Dopo quasi un anno da premier Giorgia Meloni si sente più forte e sicura di sé. Con i fatti ha subito chiuso la porta alle scontate polemiche “postfasciste” che ne hanno accompagnato la nomina, ha annacquato (fin troppo) il suo programma economico in chiave post-draghiana raccogliendo ovvi consensi ma anche una “tregua” dalla grande finanza, ha imparato a gestire i contatti internazionali arrivando a tenere una linea da “falco” pro USA e NATO sull’Ucraina, superando anche molte perplessità interne.
Ora che dovrebbe essere arrivato il momento di far emergere finalmente una più netta ed autonoma “sua” linea politica, arriva un problema grosso: i sempre più difficili rapporti con l’Europa.
Da una parte Meloni vorrebbe forse tenere un atteggiamento più rigido con Bruxelles, anche in chiave di contrapposizione e quindi di visibilità elettorale, ma come leader del gruppo “Conservatori e riformisti europei” sa che solo alleandosi al PPE potrà in futuro avere più sponde a Bruxelles e quindi partecipare come forza di maggioranza nella Commissione Europea. Ma il suo successo non può essere ben visto dall’Europa di oggi, che guarda a sinistra e teme i sovranisti di domani, così come da quei paesi che temono l’Italia come possibile rivale.
Per questo oggi l’Italia resiste sul MES (sua unica e vera carta di pressione), ma avrebbe però contemporaneamente bisogno di flessibilità di bilancio – e quindi di accordi – per poter varare riforme fiscali e sociali ben più ampie e significative in “finanziaria”, mentre la BCE – con l’aumento continuo dei tassi – sembra far di tutto per complicare i problemi delle imprese e anche dell’esecutivo italiano sul quale pesa come un macigno il maxi-debito pubblico pregresso. Uno 0.25% in più di interessi da pagare sui debiti di fatto cancella ogni possibilità di spesa in più a beneficio degli italiani. Molte grazie madame Lagarde: certo questa sua politica economica non rilancia l’economia europea né – è dimostrato – blocca l’inflazione.
C’è un altro aspetto del problema: il commissario direttamente coinvolto per le questioni economiche è proprio quello italiano e si chiama Paolo Gentiloni, già esponente PD e quindi oppositore politico all’attuale governo. L’ipocrisia declama che un Commissario Europeo è (o dovrebbe essere) indipendente dai partiti e dalla propria provenienza nazionale, chè le polemiche con Bruxelles “danneggiano l’Italia”, ma il fatto è che nel 2019 Gentiloni fu piazzato proprio dal PD in questo ruolo-chiave all’interno della Commissione.

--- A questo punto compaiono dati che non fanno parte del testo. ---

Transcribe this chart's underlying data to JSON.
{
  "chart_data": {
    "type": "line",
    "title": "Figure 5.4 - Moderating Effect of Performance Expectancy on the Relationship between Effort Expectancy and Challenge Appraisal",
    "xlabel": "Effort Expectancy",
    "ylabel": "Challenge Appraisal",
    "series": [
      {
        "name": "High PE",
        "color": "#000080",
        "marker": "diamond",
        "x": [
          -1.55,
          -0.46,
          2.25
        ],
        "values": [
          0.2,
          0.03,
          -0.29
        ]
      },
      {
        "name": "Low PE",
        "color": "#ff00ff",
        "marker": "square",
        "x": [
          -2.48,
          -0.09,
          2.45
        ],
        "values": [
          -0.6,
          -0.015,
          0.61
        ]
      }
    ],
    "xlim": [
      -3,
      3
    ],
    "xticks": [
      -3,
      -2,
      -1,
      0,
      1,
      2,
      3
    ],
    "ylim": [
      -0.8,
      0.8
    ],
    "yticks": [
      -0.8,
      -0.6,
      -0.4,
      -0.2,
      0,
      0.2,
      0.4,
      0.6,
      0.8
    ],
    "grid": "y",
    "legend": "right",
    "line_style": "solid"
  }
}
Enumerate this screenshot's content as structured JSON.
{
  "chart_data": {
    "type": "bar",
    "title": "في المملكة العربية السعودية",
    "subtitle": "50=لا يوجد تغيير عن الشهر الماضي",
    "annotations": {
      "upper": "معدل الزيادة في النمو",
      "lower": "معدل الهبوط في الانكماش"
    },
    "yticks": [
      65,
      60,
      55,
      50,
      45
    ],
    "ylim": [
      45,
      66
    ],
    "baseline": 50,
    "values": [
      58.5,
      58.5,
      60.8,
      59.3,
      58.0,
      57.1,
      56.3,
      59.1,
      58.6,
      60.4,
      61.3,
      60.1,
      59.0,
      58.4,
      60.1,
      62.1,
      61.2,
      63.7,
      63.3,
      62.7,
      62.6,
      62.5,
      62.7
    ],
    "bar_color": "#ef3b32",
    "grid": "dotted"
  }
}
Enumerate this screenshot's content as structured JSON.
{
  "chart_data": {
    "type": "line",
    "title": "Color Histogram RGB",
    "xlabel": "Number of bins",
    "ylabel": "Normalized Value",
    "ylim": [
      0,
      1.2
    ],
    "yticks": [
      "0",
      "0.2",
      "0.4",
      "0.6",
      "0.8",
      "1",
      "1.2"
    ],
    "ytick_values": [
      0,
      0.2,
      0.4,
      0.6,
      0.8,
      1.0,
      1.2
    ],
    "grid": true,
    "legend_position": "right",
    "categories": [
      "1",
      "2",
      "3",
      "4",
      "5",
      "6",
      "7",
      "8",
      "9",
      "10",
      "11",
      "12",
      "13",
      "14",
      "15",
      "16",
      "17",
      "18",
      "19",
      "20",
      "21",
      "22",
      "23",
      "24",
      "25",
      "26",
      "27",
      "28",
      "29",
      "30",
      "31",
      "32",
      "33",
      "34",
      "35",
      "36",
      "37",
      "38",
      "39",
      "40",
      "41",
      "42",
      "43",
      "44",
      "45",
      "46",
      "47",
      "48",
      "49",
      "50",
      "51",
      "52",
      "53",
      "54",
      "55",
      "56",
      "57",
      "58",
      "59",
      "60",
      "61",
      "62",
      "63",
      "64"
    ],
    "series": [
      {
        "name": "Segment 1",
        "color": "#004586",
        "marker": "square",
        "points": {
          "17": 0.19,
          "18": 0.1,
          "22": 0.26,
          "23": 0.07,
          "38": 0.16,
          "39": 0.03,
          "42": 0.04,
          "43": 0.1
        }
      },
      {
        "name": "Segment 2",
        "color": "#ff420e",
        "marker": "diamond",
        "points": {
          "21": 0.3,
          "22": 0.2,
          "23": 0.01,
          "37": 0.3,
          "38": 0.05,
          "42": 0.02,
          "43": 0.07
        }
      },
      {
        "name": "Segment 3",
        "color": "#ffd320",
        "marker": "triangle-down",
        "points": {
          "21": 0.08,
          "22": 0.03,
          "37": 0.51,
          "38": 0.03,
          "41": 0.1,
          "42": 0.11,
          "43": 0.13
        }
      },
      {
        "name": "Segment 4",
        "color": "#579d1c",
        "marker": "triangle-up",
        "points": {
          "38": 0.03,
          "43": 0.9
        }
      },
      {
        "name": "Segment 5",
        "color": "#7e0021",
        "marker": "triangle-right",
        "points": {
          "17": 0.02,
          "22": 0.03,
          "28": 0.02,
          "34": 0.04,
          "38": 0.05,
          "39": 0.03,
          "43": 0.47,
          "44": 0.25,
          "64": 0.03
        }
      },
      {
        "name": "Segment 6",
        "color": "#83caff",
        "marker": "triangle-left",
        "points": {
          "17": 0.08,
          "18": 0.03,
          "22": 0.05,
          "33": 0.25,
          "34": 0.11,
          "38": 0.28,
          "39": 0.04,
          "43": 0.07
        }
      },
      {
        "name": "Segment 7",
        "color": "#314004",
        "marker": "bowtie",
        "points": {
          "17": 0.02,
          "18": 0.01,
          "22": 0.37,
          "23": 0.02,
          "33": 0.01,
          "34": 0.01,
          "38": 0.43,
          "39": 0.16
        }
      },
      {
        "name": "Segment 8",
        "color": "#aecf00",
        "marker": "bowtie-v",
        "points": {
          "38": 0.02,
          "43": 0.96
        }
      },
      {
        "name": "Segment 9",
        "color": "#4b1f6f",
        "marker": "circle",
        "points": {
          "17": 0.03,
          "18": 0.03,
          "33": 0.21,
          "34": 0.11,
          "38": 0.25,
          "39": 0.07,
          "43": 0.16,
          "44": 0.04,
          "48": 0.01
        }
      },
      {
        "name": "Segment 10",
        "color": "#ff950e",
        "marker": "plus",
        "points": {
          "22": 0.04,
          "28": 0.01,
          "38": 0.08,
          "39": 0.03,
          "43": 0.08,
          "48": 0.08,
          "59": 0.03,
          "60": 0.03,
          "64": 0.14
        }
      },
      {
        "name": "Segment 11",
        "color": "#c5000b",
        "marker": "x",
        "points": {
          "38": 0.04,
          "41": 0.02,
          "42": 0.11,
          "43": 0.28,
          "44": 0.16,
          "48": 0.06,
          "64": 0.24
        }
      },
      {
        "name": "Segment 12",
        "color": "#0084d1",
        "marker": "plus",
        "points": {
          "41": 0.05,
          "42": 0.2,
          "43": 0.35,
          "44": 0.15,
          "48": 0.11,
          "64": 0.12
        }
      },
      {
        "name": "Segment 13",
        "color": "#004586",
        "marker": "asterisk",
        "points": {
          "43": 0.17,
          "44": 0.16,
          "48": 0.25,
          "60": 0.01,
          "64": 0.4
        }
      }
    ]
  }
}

Oggi che a Roma il PD è all’opposizione, è ovvio un potenziale attrito politico, soprattutto perché proprio Paolo Gentiloni ha tutte le caratteristiche per diventare il potenziale prossimo segretario del PD con il quale ha percorso tutta la sua carriera. Soprattutto se Schlein avesse un possibile infortunio elettorale alle Europee, difficile che dalle parti del Nazareno non si apra una nuova guerra per la segreteria e Gentiloni sa bene di poter essere un potenziale ottimo papabile, soprattutto se sarà riuscito a bloccare Meloni e a renderle la vita difficile.
Dimentichiamoci quindi che possa fornire qualche “aiutino” extra per aiutare il governo o si spenda più di tanto su tematiche care all’Italia (vedi accordi ITA-Lufthansa) malviste in alcune altre capitali europee (Parigi) che difendono da sempre e prima di tutto i loro interessi nazionali. L’Italia va bene solo se tace e subisce.
E’ insomma fatale che la distanza tra governo e commissario si accentui, visto anche che l’Italia ha sulla groppa un deficit mastodontico (cresciuto anche quando Gentiloni era premier a Palazzo Chigi, dovremmo e dovrebbe ricordarselo, perché nessun TG lo ricorda mai!), un PNRR che è difficile da rispettare perché va poi restituito e i tassi sono aumentati in modo enorme grazie alla BCE che così può condizionare o strozzare ogni ripresa. Per questo anche il MES non convince e sullo sfondo c’è sempre il ricatto del potenziale ritorno a quel patto di stabilità che era e resta un obbiettivo ben difficile da raggiungere e soprattutto da mantenere negli anni.